Compromising legitimate endpoints by tricking users into downloading and running seemingly innocuous executables is becoming more and more profuse.
How Is It Done:
By taking advantage of genuine domains in a bid to get around IP-based firewall defenses from some of the top abused domains like discordapp[.]com, squarespace[.]com, amazonaws[.]com, mediafire[.]com, and qq[.]com., whose servers host the popular apps.
As an example, no fewer than 2.5 million suspicious files downloaded from 101 domains belonging to Alexa’s top 1,000 websites have been detected.
The misuse of Discord (discordapp[.]com) with the platform’s content delivery network (CDN) becoming a fertile ground for hosting malware alongside Telegram, while also offering a “perfect communications hub for attackers.”
Stolen Security Certificates
Malware can show valid certificates stolen from other software makers. The malware scanning service said it found more than one million malicious samples since January 2021, out of which 87% had a legitimate signature when they were first uploaded to its database.
Counterfeit Installers
VirusTotal said it also uncovered 1,816 samples since January 2020 that masqueraded as legitimate software by packaging the malware in installers for other popular software such as Google Chrome, Malwarebytes, Zoom, Brave, Mozilla Firefox, and Proton VPN.
Legitimate Installers
Attackers manage to break into a legitimate software’s update server or gain unauthorized access to the source code, making it possible to sneak the malware in the form of malicious programming and cause havoc on supply chain logistics.
Legitimate application installers are also packed in compressed files along with the malware files.
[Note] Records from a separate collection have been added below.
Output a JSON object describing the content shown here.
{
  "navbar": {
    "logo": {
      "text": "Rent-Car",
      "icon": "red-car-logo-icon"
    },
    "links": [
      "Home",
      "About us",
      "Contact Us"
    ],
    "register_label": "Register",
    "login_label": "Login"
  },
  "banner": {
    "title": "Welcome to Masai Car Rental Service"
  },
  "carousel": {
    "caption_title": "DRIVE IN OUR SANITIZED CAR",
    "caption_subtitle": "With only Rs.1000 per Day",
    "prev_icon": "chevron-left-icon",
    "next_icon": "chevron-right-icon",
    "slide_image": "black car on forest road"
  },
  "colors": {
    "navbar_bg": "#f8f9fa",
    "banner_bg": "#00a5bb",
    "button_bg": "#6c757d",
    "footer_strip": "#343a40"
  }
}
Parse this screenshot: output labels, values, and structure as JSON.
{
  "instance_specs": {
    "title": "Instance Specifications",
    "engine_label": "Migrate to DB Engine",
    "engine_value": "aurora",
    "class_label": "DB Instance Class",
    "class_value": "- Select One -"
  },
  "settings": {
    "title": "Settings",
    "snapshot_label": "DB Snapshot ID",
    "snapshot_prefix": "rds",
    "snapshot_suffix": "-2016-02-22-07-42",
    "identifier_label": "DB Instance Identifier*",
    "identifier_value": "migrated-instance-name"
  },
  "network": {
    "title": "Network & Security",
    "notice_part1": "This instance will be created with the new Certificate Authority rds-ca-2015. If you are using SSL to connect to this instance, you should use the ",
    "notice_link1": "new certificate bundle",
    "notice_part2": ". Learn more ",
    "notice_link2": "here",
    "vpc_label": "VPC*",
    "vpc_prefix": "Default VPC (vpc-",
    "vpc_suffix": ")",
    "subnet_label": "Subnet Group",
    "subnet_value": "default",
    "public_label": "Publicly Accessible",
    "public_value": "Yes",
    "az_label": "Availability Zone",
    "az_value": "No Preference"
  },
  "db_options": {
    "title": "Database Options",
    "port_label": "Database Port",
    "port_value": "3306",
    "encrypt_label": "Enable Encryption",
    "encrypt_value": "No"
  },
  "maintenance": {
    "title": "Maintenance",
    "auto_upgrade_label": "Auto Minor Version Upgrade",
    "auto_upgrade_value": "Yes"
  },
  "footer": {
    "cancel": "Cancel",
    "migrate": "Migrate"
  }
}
The legitimate Proton VPN installer contained malware that installs ransomware.
A third more sophisticated method incorporates the legitimate installer into the malicious sample so that the installer is also executed when the malware is giving the illusion that the software is working as intended.
“When thinking about these techniques as a whole, one could conclude that there are both opportunistic factors for the attackers to abuse (like the stolen certificates above) in the short and mid-term, and routinely (most likely) automated procedures where attackers aim to visually replicate applications in different ways,” the researchers said.